1. Prepare by the book
Ontario’s Official Driver Handbook should be your best friend while preparing for the G1 exit test. This informative guide includes all the rules of the road you will need to follow during the road test. Knowing with confidence what all the street signs mean as well as the laws about right of way will help you feel less nervous when your driving instructor has you driving in traffic on unfamiliar roads.
2. Enroll in an MTO-approved course
Gaining hands-on driving experience is one of the biggest benefits of taking an MTO-approved Beginner Driver Education (BDE) course. The driving instructors at MTO-approved driving schools are ministry-licenced and provide such extensive education that new drivers can get a four-month reduction off the 12-month minimum G1 licencing period.
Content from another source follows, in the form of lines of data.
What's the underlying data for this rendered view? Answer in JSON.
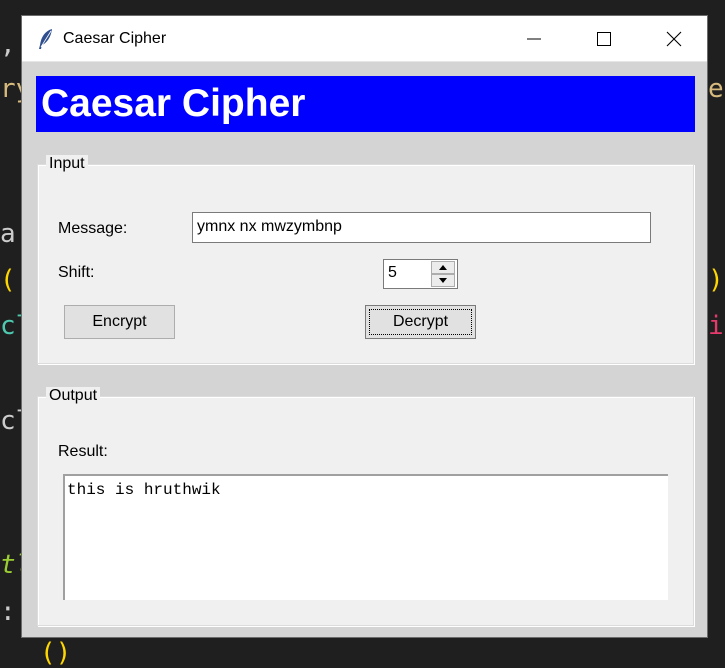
{
  "background_editor": {
    "fragments": [
      ",",
      "ry",
      "e",
      "a",
      "(",
      ")",
      "cl",
      "i",
      "cl",
      "tl",
      ":",
      "()"
    ]
  },
  "window": {
    "title": "Caesar Cipher",
    "icon": "feather-icon",
    "controls": {
      "minimize": "minimize-icon",
      "maximize": "maximize-icon",
      "close": "close-icon"
    }
  },
  "header": {
    "text": "Caesar Cipher",
    "background_color": "#0000ff",
    "text_color": "#ffffff"
  },
  "input_section": {
    "title": "Input",
    "message_label": "Message:",
    "message_value": "ymnx nx mwzymbnp",
    "shift_label": "Shift:",
    "shift_value": "5",
    "encrypt_label": "Encrypt",
    "decrypt_label": "Decrypt"
  },
  "output_section": {
    "title": "Output",
    "result_label": "Result:",
    "result_value": "this is hruthwik"
  }
}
In particular, driving school will teach you safe driving techniques, how to drive in poor weather conditions, and strategies for driving at night. When selecting a driving school, look for one that has successfully been in business for a number of years, has strong customer referrals, and provides at least 20 hours of classroom instruction, 10 hours in-vehicle training, and 10 hours of flexible training including computer-based learning, driving simulations or additional classroom or road training.
3. Get highway experience
To pass your road test, you will need to show proficiency in expressway driving. Specifically, on the Declaration of Driving Experience form, you will be required to indicate the number of time in the preceding three months you drove on a highway with a speed limit of at least 80 km/hr along with how long the highway driving lasted.
Ontario’s Official Driver Handbook is an excellent resource for learning how to safely enter and exit the expressway.
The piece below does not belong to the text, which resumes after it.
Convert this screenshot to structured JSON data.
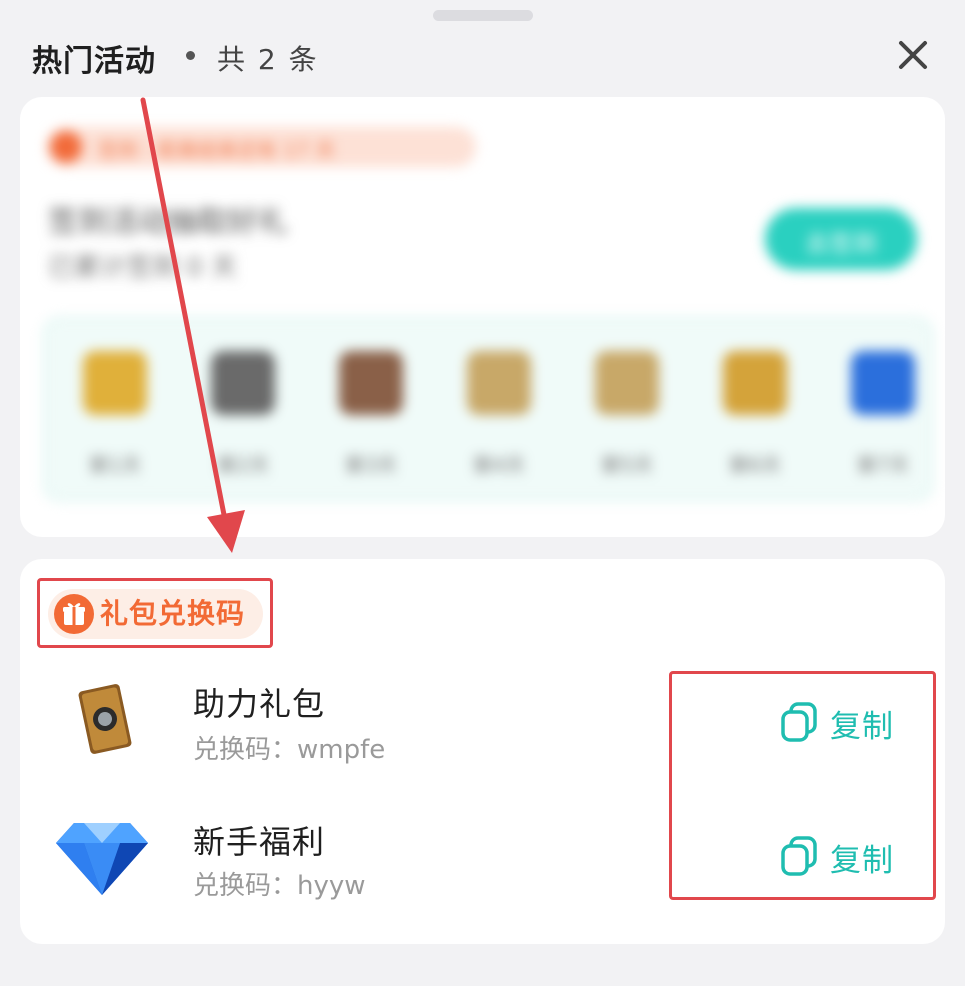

4. Sharpen your parallel park skills
Many experienced drivers who have had their G2 licence for years still struggle with parallel parking. So, new drivers will want to practice this skill several times to feel comfortable executing it during the road test. Keep these steps in mind to perfect your technique:
- Check your mirrors for traffic behind you before slowing the vehicle.
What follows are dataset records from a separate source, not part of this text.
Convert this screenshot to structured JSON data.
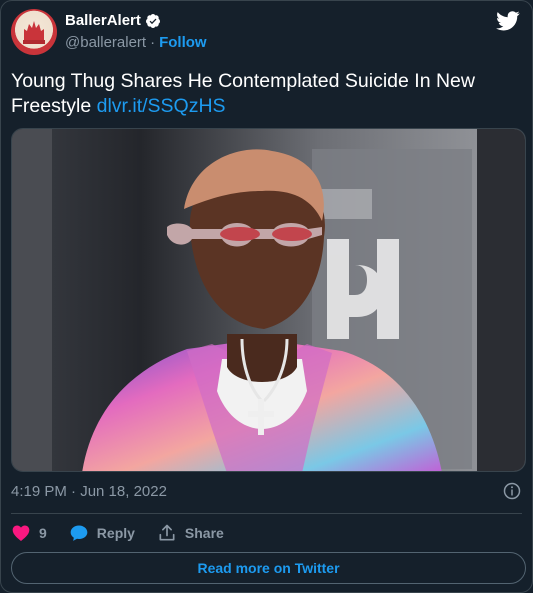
{
  "account": {
    "display_name": "BallerAlert",
    "handle": "@balleralert",
    "separator": "·",
    "follow_label": "Follow",
    "verified": true
  },
  "tweet": {
    "text": "Young Thug Shares He Contemplated Suicide In New Freestyle ",
    "link_text": "dlvr.it/SSQzHS",
    "time": "4:19 PM",
    "date": "Jun 18, 2022",
    "time_date": "4:19 PM · Jun 18, 2022"
  },
  "actions": {
    "like_count": "9",
    "reply_label": "Reply",
    "share_label": "Share"
  },
  "read_more_label": "Read more on Twitter",
  "icons": {
    "logo": "twitter-bird-icon",
    "verified": "verified-badge-icon",
    "info": "info-icon",
    "like": "heart-icon",
    "reply": "reply-bubble-icon",
    "share": "share-upload-icon"
  },
  "colors": {
    "background": "#15202b",
    "border": "#38444d",
    "accent": "#1d9bf0",
    "muted_text": "#8b98a5",
    "like": "#f91880"
  }
}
- Alert other drivers you are about to park by turning on your signal before reducing your speed.
- Stop next to the vehicle parked in front of the empty parking space. Be sure to keep 60 cm between your car and the parked one.
- Once traffic is clear, start reversing into the space and turn the steering wheel toward the curb. After your car is halfway in the parking space, turn the steering wheel to bring the car in line with the curb.
- Make sure the care is aligned by moving forward or backward as necessary
- Shift into park and engage the parking brake
- When leaving the parking space, remember to release the parking brake and check your mirrors and blind spots.
5. Practice getting in driving position
Make it a habit to always fasten your seatbelt and properly adjust your mirrors and driver’s seat before you turn on the vehicle.
A good test to determine if your seat is in the right position is to sit up straight and place both feet flat on the floor beneath your brake pedal. If you can do this comfortably, your seat is in the right place. Remember, your driving examiner will be grading you on the behaviours you exhibit before you start the car so start forming good habits long before you get to test day.
6. Stay aware while you drive
When you take your road test, the driving examiner will pay careful attention to your awareness as a driver. In particular, they will look at how frequently you use your mirrors and check your blind spots. They will also note how well you pay attention to traffic signs, pavement markings, and potential hazards. Get as much behind-the-wheel experience as possible so you can improve your observation skills and pass this part of the exam with flying colours.
In addition to keeping these six tips in mind, make sure the car you plan to drive for the test is in tip-top shape. Also if you wear glasses, don’t forget to bring them with you.